Life, as has famously been observed, is short. Too damn short to go around second-guessing every thought you have and every goal you set for yourself. I wasted decades of my life trying to be anybody other than who I was, and that's time I'll never get back.
The reason I did that was purely my hyper-critical parents. Growing up, I was constantly told that I was an amazing, genius talent, but that somehow nothing I ever did was good enough. If I got good grades, they wanted to know why I didn't get perfect grades. If I got perfect grades, they wanted to know why I didn't do the extra credit. If I did the extra credit, they wanted to know why I was fat and not getting any exercise.
The clear message a child receives from a steady diet of this bullshit is "You are inherently wrong. It doesn't matter what you do, the fact that it's you doing it makes it bad."

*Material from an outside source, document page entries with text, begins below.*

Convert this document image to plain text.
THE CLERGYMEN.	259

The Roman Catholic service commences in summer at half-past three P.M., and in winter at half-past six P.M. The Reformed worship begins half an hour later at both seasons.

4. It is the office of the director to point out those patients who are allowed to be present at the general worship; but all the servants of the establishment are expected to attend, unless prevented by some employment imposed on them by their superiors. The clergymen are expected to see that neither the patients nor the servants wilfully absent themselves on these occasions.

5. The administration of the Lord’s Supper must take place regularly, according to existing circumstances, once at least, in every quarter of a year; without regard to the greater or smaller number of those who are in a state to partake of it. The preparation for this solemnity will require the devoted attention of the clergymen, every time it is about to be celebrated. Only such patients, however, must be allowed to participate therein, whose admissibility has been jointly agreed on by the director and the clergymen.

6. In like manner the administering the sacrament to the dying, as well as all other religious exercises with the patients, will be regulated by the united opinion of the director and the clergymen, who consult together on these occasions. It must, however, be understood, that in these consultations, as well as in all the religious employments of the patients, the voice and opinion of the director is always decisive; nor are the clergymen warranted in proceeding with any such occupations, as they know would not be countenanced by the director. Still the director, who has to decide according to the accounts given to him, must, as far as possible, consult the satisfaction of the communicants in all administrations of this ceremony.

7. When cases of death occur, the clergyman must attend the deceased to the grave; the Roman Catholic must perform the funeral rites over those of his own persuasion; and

Now as a fully-realized adult, I understand that the proper response is "Up yours with a wire brush!" But as a child, when it's your own parents doing this to you, you don't understand that it's just two screwed-up people operating in a tiny little sphere of influence. To you it's your whole world.
My parents are gone now, and as I say, I'm an adult and responsible for standing on my own feet, making my own decisions, and making my life be what I want it to be instead of just taking what's handed to me. Yes, those decades are gone and I can never have them back. But I do have right now, and I'm going to use it to its best possible purpose.
I'm gonna be me. They way I like me.